Kimi Antonelli’s rise has strengthened that position. In only his second season, the Italian has surged to the top of the drivers’ standings after back-to-back wins in China and Japan, becoming F1’s youngest-ever championship leader. He has made clear he is ready to fight for the title despite his relative inexperience, while George Russell remains confident he can answer after an opening run disrupted by smaller issues.
Ferrari have more at stake if Montoya’s reading is right. Fred Vasseur’s early switch of focus away from the 2025 car and onto the new-rule 2026 machine has helped lift the mood at Maranello, with Charles Leclerc taking two podiums in three races and Lewis Hamilton described as loving driving again for the first time since 2021. Ferrari have introduced notable ideas, including a flippy rear wing, but they still have not found enough pace to win. That makes Miami pivotal as the team brings an upgrade package aimed at closing the gap to Mercedes.
McLaren could be the team best placed to exploit any shake-up. Oscar Piastri pushed Mercedes hard in Japan before finishing second for the team’s first podium of the season, a result that suggested its early struggles in Australia and the failures in China did not tell the full story. Team boss Andrea Stella said McLaren now has “all the tools that are required to extract the most out” of the Mercedes power unit, with the emphasis now on improving the chassis.

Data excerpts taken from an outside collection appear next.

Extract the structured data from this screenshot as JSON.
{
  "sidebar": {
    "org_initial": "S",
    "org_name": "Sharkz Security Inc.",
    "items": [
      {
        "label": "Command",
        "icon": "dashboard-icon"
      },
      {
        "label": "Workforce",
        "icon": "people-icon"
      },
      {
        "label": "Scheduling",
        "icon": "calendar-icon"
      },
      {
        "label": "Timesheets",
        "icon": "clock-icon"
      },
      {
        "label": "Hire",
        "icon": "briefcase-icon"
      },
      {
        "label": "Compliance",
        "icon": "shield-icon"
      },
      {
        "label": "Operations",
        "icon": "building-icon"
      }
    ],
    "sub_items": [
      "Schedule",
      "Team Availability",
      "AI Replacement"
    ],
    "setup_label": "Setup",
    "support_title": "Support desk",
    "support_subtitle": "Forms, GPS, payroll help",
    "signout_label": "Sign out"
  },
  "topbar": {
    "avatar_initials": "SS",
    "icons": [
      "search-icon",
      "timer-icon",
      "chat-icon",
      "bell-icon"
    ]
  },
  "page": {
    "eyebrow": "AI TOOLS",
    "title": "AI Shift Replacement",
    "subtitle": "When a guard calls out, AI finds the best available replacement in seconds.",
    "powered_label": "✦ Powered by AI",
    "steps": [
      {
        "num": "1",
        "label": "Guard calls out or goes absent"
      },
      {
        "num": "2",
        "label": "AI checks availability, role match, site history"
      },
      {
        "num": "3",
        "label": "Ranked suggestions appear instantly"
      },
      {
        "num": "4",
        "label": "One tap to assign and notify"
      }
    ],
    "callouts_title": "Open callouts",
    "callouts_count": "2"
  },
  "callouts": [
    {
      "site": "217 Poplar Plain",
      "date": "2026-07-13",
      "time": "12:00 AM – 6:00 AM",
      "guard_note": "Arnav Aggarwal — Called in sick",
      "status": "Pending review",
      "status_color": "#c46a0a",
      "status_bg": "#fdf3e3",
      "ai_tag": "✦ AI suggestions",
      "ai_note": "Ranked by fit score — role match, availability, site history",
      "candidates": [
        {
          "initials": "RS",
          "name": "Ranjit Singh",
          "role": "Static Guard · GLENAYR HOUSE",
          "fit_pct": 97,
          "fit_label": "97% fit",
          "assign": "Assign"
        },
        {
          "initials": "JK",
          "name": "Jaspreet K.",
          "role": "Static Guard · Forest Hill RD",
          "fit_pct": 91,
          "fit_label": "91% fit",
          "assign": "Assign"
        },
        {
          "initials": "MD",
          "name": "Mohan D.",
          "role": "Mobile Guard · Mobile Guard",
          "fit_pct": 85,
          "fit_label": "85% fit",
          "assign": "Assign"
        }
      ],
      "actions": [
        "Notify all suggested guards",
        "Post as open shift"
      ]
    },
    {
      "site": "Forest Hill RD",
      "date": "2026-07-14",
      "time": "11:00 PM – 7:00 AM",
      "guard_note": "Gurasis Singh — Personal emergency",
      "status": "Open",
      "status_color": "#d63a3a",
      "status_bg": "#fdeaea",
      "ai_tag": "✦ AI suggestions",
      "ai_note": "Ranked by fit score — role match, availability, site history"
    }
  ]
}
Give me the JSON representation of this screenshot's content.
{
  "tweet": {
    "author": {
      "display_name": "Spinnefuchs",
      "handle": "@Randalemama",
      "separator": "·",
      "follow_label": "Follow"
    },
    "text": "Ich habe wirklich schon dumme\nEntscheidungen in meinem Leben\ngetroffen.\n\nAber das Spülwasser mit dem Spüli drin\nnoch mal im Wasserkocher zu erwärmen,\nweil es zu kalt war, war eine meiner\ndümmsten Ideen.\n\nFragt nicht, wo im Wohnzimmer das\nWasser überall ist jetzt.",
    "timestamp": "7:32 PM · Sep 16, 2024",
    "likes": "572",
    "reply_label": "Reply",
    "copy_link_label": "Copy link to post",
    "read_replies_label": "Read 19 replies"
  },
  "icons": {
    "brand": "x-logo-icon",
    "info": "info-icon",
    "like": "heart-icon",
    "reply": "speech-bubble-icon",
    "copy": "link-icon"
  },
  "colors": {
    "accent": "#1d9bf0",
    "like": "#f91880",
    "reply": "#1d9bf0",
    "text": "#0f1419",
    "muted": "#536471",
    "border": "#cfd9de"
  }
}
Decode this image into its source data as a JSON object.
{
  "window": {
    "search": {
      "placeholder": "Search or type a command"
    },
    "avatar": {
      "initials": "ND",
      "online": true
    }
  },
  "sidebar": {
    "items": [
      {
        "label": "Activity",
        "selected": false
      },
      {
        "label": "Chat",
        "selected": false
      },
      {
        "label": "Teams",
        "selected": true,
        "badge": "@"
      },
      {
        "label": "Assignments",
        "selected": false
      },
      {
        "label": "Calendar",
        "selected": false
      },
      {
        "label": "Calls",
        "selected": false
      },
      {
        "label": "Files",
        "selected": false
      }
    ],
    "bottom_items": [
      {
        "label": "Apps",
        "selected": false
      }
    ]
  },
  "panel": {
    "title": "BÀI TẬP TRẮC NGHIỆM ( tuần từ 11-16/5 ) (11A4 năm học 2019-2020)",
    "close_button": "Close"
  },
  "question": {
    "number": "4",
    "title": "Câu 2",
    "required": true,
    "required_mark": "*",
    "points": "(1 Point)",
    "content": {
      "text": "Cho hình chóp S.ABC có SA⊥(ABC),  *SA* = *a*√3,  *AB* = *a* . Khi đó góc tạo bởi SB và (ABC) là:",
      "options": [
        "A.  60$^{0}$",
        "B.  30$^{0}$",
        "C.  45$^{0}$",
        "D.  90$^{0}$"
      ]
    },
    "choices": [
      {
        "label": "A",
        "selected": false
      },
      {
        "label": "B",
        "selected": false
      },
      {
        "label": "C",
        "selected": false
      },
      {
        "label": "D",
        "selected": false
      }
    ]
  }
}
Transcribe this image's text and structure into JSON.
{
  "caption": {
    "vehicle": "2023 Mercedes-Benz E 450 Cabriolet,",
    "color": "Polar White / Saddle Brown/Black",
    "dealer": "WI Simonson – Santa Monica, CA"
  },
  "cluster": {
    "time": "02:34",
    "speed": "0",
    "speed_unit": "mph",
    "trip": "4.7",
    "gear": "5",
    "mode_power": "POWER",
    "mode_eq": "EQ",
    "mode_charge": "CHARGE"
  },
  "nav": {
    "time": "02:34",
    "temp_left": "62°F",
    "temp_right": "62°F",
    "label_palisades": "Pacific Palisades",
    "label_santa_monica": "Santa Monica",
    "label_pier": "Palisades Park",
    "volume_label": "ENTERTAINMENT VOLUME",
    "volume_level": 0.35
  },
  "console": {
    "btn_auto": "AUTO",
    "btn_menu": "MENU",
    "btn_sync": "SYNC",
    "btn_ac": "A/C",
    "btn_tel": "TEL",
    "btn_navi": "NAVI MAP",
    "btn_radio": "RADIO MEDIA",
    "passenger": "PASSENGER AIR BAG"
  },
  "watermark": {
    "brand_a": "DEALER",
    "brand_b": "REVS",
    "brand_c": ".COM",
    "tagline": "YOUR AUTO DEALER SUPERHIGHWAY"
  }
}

That work is accelerating. McLaren plans to introduce a “completely new car” across Miami and Canada, a development path set before the long break and one that carries extra weight now that the regulations have shifted underneath the field. If the changes do favor Mercedes-powered teams, McLaren have a chance to turn Miami into more than a reset after the break and make it the start of a direct fight with Mercedes and Ferrari at the front.